Just think of it! Immediately after delivery, your body launches the process of returning to its pre-pregnancy state.
During the first 6 – 8 postpartum weeks, your uterus slowly begins to shrink, just as your abdominal muscles and pelvic bones, which begin to return to their original position. Your body begins to spend stored fat to create nutrient-rich milk for your baby, and hormones begin to rebalance.
As your body has been stretched and stressed to the max, it needs time to regroup. This process is complicated and… indeed, amazing. Women have phenomenal abilities to bring themselves back to the pre-pregnancy state.
Sure enough, each will recover at a different rate, but the majority of postpartum symptoms – painful contractions, constipation, frequent or painful urination – ease up in about a week. Others – discharge and bleeding, backaches, sore nipples, etc. – may last for weeks.
It’s not so realistic to think everything would be “normal” or you’d be back in your pre-baby clothing in a week. But our female bodies are pre-arranged to heal, restore and come back to balance. It does take time. Happily, as your body does this incredible work, you can aid in the healing. The following 3 suggestions will help you recover as safely and quickly as possible.
Drink Lots of Water
Delivery often means you weren’t able to eat or drink for a long period of time, so afterward, you feel dehydrated. Lots of water has been removed from your body through the amniotic fluid and possible blood loss. At the same time, your hormone levels even out.
All of these will make you feel thirsty. Drink as much water as you need to replenish your fluids. Keep a glass of water on hand at all times. If you’re a nursing mom, you’ll need still more water, as your body is in the process of producing milk.

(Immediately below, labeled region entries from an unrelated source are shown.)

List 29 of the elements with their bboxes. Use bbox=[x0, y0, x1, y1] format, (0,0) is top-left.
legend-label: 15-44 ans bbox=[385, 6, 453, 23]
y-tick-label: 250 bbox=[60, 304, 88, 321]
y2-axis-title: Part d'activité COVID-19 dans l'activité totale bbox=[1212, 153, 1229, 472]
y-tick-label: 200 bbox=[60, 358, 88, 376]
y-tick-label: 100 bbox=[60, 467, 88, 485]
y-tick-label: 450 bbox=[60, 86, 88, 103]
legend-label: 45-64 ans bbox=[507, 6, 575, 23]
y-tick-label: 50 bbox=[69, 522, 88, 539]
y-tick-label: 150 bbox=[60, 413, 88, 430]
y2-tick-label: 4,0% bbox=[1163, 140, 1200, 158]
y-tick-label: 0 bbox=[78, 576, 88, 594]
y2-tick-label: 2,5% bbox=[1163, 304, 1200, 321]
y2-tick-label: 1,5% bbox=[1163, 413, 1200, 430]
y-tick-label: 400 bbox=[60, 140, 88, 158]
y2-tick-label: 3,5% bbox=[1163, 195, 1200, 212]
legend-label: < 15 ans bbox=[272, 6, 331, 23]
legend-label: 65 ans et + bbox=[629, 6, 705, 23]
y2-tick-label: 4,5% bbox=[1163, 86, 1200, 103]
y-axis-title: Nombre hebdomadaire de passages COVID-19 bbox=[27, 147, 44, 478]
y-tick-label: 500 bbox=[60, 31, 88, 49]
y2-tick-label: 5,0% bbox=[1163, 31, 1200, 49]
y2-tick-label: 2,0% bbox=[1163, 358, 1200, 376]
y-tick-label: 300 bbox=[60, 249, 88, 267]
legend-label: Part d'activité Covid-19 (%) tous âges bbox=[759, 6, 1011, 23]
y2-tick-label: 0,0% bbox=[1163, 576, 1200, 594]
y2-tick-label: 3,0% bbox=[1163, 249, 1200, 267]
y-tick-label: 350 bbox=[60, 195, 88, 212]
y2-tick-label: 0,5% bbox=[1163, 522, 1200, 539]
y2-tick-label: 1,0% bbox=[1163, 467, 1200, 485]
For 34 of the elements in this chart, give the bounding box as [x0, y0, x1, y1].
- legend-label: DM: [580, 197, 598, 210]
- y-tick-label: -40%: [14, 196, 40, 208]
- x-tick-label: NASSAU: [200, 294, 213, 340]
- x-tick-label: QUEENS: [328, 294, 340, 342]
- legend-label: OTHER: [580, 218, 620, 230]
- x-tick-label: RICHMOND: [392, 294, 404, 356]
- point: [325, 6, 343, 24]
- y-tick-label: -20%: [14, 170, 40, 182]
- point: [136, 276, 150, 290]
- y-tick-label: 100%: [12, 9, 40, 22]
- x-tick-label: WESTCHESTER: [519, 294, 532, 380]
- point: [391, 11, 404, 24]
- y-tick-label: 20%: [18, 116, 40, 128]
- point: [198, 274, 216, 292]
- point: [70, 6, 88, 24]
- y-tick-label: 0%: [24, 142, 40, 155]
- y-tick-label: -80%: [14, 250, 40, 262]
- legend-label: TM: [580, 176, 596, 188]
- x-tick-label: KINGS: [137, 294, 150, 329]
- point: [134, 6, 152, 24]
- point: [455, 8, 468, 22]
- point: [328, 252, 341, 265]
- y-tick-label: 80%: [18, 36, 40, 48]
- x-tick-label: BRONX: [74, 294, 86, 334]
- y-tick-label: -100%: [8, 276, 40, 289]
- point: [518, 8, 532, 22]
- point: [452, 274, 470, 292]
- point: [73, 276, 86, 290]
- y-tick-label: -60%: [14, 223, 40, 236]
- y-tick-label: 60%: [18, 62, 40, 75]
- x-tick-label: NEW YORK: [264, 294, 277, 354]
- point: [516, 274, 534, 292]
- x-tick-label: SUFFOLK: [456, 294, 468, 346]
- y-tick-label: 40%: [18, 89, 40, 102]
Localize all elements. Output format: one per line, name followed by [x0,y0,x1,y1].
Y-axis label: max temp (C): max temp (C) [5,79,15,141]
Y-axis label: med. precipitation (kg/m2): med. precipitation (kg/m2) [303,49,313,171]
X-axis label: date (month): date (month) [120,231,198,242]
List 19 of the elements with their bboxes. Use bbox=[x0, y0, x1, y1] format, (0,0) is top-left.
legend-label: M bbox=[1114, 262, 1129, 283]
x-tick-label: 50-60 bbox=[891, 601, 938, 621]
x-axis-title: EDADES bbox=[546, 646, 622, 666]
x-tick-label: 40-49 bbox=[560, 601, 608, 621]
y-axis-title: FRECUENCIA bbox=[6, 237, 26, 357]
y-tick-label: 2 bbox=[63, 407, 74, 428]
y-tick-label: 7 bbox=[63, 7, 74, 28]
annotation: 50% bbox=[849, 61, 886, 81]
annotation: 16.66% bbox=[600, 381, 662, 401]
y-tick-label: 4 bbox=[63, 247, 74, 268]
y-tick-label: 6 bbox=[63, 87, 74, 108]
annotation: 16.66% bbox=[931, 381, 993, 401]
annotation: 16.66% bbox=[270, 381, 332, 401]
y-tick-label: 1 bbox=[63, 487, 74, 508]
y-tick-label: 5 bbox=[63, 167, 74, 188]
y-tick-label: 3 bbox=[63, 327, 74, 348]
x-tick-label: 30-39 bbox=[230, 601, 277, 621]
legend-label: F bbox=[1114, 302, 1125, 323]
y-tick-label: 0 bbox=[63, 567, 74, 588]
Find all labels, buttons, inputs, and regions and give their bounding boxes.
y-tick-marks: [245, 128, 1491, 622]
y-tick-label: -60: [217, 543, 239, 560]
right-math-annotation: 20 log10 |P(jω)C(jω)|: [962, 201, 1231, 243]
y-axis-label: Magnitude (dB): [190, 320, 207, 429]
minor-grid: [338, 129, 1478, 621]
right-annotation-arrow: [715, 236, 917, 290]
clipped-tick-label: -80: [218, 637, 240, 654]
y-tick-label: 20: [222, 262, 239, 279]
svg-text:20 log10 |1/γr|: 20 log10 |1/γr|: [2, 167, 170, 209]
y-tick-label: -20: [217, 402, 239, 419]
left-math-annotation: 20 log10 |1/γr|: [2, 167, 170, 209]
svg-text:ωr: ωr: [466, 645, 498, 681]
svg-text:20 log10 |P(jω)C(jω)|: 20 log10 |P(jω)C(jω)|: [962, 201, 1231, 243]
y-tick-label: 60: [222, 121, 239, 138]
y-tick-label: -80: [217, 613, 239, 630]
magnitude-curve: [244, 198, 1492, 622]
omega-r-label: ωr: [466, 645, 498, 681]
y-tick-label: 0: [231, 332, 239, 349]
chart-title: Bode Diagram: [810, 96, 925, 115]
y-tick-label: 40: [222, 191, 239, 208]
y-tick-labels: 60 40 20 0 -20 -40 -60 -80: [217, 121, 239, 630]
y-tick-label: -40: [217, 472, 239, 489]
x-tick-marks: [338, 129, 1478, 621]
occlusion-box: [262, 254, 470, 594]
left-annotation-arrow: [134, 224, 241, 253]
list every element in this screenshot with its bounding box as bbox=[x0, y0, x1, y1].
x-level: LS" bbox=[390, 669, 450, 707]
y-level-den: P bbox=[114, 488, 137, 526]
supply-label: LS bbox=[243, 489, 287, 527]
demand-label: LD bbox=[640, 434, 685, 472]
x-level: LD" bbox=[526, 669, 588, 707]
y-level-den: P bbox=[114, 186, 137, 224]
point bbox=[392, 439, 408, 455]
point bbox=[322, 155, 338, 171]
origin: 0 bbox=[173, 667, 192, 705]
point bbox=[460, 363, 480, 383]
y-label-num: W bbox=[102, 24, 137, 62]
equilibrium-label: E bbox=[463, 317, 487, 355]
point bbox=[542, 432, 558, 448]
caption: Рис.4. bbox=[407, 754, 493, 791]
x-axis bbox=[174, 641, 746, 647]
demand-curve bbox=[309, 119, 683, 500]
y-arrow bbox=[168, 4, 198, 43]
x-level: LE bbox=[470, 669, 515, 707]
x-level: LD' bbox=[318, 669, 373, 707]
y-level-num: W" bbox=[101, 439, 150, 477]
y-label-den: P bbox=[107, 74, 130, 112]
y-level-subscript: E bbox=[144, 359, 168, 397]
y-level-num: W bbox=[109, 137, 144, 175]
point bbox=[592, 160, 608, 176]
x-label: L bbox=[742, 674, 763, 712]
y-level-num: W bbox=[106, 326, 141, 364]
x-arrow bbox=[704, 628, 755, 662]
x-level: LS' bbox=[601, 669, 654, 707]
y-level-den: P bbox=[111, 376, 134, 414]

Simultaneously, your body will also be getting rid of the extra volume of blood. You needed a higher blood volume during pregnancy, now your body still has more water than it needs. As you recover, it will engage in getting rid of the extra water by sweating it out. It’s quite usual to wake up and find you’re wet thoroughly with sweat. Don’t worry, this is normal, more often than not. Your body is just pouring out the extra water it no longer needs.
Soak Your Bottom
The first days after delivery, at some point applying ice ceases to be the best method to reduce swelling down there. To soothe discomfort and pain naturally, doctors recommend making a sitz bath your postpartum care routine.
Basically, a sitz bath is a small body of water you sit in to clean your private parts. Just fill the tub with a few inches of tepid water – deep enough to cover your tender areas. Hang out there for about 20 minutes, 3 to 4 times a day. Warm water cleans the area, reducing the risk of infection, and helps increase blood flow to the affected area, which speeds healing. Soaking your body in warm water can be a great pain reliever and help you relax.
Stock Up On Comfy Underthings
At childbirth classes, you’ve probably heard about lochia – the postpartum vaginal discharge from. But you probably weren’t expecting it’d be, well, bloody. But it’s just harmless leftover blood, mucus, and tissue from your uterus, whose the flow can be at least as heavy as your period.
On the first postpartum days, specialists recommend changing your pad every two hours. Later, lochia amounts should decrease. You may notice it boosts after too much activity: this is your body telling you to slow down.
You’ve probably enjoyed the months with no period, but now you’ll need a supply of sanitary pads. You’d better use pads of different absorbencies, as bleeding levels will change with time. (Check out Genial Day options for certified organic liners here). If bleeding increases, includes large lumps or seems too heavy, contact your doctor at once. And remember, your adjustment period after giving birth needs the same gentle attention and as when you were pregnant.